From this point on the South Ridge, follow the ridge northward, keeping to the left (west) of the ridge crest on various ledges as you pass two large blocks (gendarmes). The route will regain the ridge crest above these blocks. The crest narrows as it approaches another gendarme. This gendarme is passed to the right (east) on a ledge at its base (The "Crawl"). Due to the friable nature of the rock, it is best to belay across this traverse. A rock horn can be used as a belay anchor just before you descend a rock step as you approach the gendarme. You should find one piton in the wall as you pass below the gendarme on the ledge. Continue traversing on this ledge as it angles upward on slabs. You should find a second piton where you are forced to climb upward toward the ridge crest.

Once you have regained the ridge crest, continue northward on ledges towards a broad ledge on the right (east) side of the summit block. This ledge offers a convenient place to wait for any other parties ahead of you to descend, or to leave packs for the final climb to the summit.

From this ledge, climb a short and wide chimney with copious nubbins to better rock from which a belay can be set up for a last short pitch to the true summit. The summit itself is a narrow rib on rather poor rock with little opportunity for placing anchors, little room for people, and significant exposure on each side. If it is windy you may also have some trouble communicating with your belayer, as well.

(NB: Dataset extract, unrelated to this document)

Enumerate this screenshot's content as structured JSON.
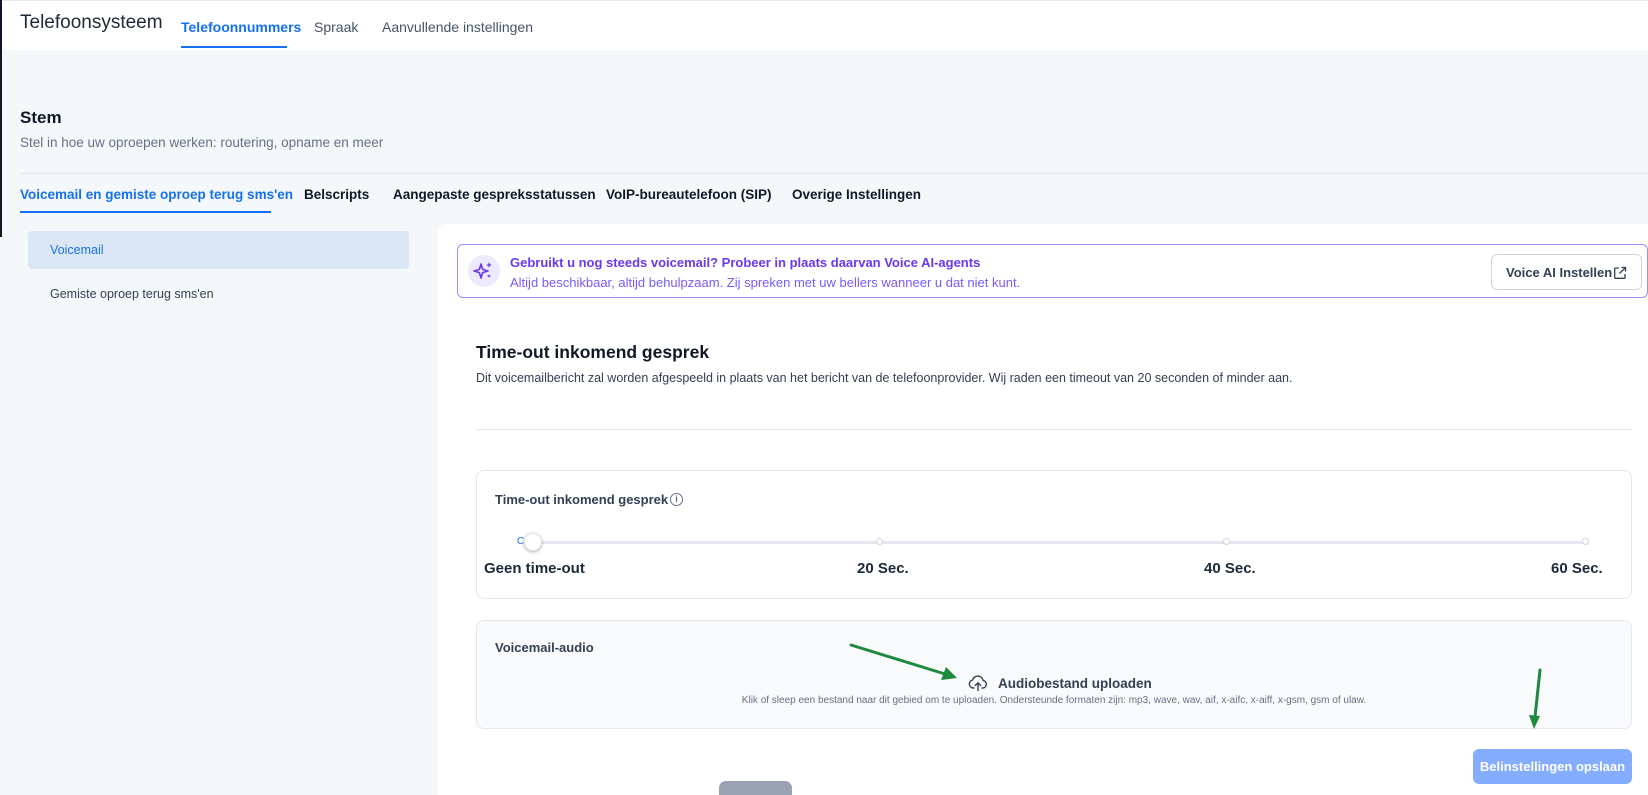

Retrace the ascent route to descend the mountain. One can rappel from the last belay point below the summit down the chimney to the ledge below. Rock horns are available for belay anchors when descending the Crawl.

As always in the Oregon Cascades, test every hold and keep three points of contact with the rock at all times. Hand and foot holds can dislodge at any time. Be especially aware of any sandy ledges or slabs that may cause loose footing on the exposed ridge crest and ledges.


  1. Thomas, Jeff, Oregon High: A Climbing Guide, Keep Climbing Press, 1991.